With direct interaction, the client uses the proxy application in Bluemix only to obtain an authentication token for the service, after which it communicates directly with the service. Direct interaction uses service credentials only to obtain a token; see Using tokens with Watson services.
For information about controlling the default request logging that is performed for all Watson services, see Controlling request logging for Watson services.
Converting speech to text is a difficult problem. Some general things to consider when using the Speech to Text service in your applications follow:
Speech recognition can be very sensitive to input audio quality. When you experiment with the demo application or build an application of your own that uses the service, please try to ensure that the input audio quality is as good as possible. To obtain the best possible accuracy, use a close, speech-oriented microphone (such as a headset) whenever possible and adjust the microphone settings if necessary. Try to avoid using a laptop's built-in microphone.
Choosing the correct model is important. For most supported languages, the service supports two models: broadband and narrowband. IBM® recommends that you use the broadband model for responsive, real-time applications and the narrowband model for offline decoding of telephone speech. For more information about the models and the sampling rates they support, see Languages and models.

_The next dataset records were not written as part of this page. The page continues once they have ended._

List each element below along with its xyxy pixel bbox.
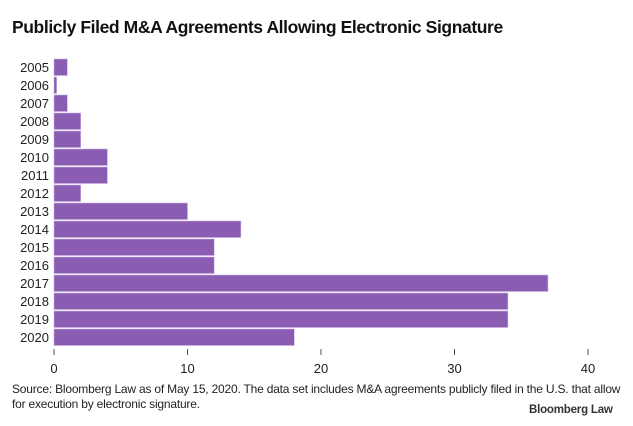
bar-2019 — [53, 310, 509, 328]
bar-2017 — [53, 274, 549, 292]
bar-2008 — [53, 112, 82, 130]
y-tick-label-2018: 2018 — [20, 294, 49, 309]
bar-2011 — [53, 166, 108, 184]
y-tick-label-2016: 2016 — [20, 258, 49, 273]
bar-2012 — [53, 184, 82, 202]
y-tick-label-2008: 2008 — [20, 114, 49, 129]
x-tick-label-10: 10 — [180, 361, 194, 376]
bars-group — [53, 58, 549, 346]
brand-logo: Bloomberg Law — [529, 404, 613, 416]
bar-2014 — [53, 220, 242, 238]
x-tick-label-0: 0 — [50, 361, 57, 376]
y-tick-label-2005: 2005 — [20, 60, 49, 75]
bar-2010 — [53, 148, 108, 166]
y-tick-label-2010: 2010 — [20, 150, 49, 165]
x-tick-label-30: 30 — [447, 361, 461, 376]
y-tick-label-2011: 2011 — [21, 168, 49, 183]
bar-2009 — [53, 130, 82, 148]
y-tick-label-2007: 2007 — [20, 96, 49, 111]
bar-2005 — [53, 58, 68, 76]
y-tick-label-2009: 2009 — [20, 132, 49, 147]
y-tick-label-2015: 2015 — [20, 240, 49, 255]
y-tick-label-2006: 2006 — [20, 78, 49, 93]
bar-2020 — [53, 328, 295, 346]
bar-chart: 2005200620072008200920102011201220132014… — [20, 58, 595, 376]
bar-2015 — [53, 238, 215, 256]
x-tick-label-20: 20 — [314, 361, 328, 376]
y-tick-label-2019: 2019 — [20, 312, 49, 327]
y-tick-label-2017: 2017 — [20, 276, 49, 291]
y-tick-label-2020: 2020 — [20, 330, 49, 345]
bar-2013 — [53, 202, 188, 220]
bar-2006 — [53, 76, 57, 94]
x-tick-label-40: 40 — [581, 361, 595, 376]
bar-2007 — [53, 94, 68, 112]
source-note: Source: Bloomberg Law as of May 15, 2020… — [12, 382, 621, 411]
y-axis-labels: 2005 2006 2007 2008 2009 2010 2011 2012 2013 2014… — [20, 60, 49, 345]
bar-2018 — [53, 292, 509, 310]
y-tick-label-2012: 2012 — [20, 186, 49, 201]
y-tick-label-2014: 2014 — [20, 222, 49, 237]
x-axis: 0 10 20 30 40 — [50, 349, 595, 376]
y-tick-label-2013: 2013 — [20, 204, 49, 219]
chart-title: Publicly Filed M&A Agreements Allowing E… — [12, 17, 503, 37]
bar-2016 — [53, 256, 215, 274]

Detecting end of speech in the input audio stream is configurable. By default, the service stops transcription at the first pause, which is denoted by a half-second of non-speech (typically silence), or when the stream terminates. For information about directing the service to transcribe the entire audio stream until the stream terminates, see Continuous transmission.
Conversion of speech to text may not be perfect. Tremendous progress has been made over the last several years. Today, speech recognition technology is successfully used in many domains and applications. However, in addition to audio quality, speech recognition systems are sensitive to nuances of human speech, such as regional accents and differences in pronunciation, and may not always successfully transcribe audio input.